Lymphedema is a chronic condition that occurs when there is structural damage or functional loss of the lymphatic system. It often impacts cancer patients, especially those who have lymph nodes removed or damaged due to part of their treatment. The condition is most commonly associated with breast cancer patients but can also result from the treatment of other cancers.
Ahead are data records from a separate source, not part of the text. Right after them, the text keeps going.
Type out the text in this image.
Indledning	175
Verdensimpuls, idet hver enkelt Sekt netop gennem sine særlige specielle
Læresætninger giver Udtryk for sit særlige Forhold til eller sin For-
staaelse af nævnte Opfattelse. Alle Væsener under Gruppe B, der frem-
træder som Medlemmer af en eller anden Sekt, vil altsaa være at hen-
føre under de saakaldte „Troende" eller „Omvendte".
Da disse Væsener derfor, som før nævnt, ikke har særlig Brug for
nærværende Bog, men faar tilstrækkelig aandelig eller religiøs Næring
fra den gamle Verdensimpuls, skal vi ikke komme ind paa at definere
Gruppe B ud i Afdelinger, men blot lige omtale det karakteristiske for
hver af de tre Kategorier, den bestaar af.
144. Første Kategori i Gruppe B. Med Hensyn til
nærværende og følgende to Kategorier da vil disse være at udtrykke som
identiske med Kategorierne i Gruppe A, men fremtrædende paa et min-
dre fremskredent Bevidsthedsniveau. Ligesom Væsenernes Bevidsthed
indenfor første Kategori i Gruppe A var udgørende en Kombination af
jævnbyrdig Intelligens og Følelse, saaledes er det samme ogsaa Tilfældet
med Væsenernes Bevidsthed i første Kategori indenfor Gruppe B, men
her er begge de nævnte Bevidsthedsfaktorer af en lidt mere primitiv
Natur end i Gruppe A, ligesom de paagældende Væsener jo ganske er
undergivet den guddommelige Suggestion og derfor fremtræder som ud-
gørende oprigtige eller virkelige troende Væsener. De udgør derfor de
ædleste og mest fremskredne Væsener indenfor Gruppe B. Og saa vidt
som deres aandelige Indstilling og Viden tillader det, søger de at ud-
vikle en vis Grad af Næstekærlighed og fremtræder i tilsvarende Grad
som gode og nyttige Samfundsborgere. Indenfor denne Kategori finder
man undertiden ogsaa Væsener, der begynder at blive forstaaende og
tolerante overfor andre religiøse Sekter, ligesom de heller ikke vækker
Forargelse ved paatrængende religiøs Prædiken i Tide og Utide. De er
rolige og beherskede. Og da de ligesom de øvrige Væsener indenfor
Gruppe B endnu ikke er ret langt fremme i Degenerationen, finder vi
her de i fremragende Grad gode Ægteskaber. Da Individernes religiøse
While lymphedema can be painful, with proper treatment and preventive measures, the condition can be prevented, managed, and sometimes even reversed. It is not a curable condition but is manageable.
Patients are encouraged to seek treatment at the first signs of lymphedema. Treatment is dependent on the cause of lymphedema and the outcomes of treatment are often influenced significantly by early intervention. The treatment often involves physical techniques to manage the condition and to optimize tissue health including:
- Manual lymph drainage technique or decongestive treatment (self-massage)
- Short stretch bandaging and padding
- Diet and weight management
- Limb elevation
- Skin precautions to prevent infections
- Aquatic therapy
- Modalities as needed including Kinesio-taping, cold laser, and pneumatic pumps
Patients should compare their arms and hands by looking at them in the mirror or measuring their circumferences at the major joints including shoulder, elbow, wrist, hands, and fingers. Learn to recognize what is normal for you so you can notice changes right away. If lymphedema does develop or any abnormal swelling in the area, notify your doctor right away and request to see a lymphedema specialist for treatment.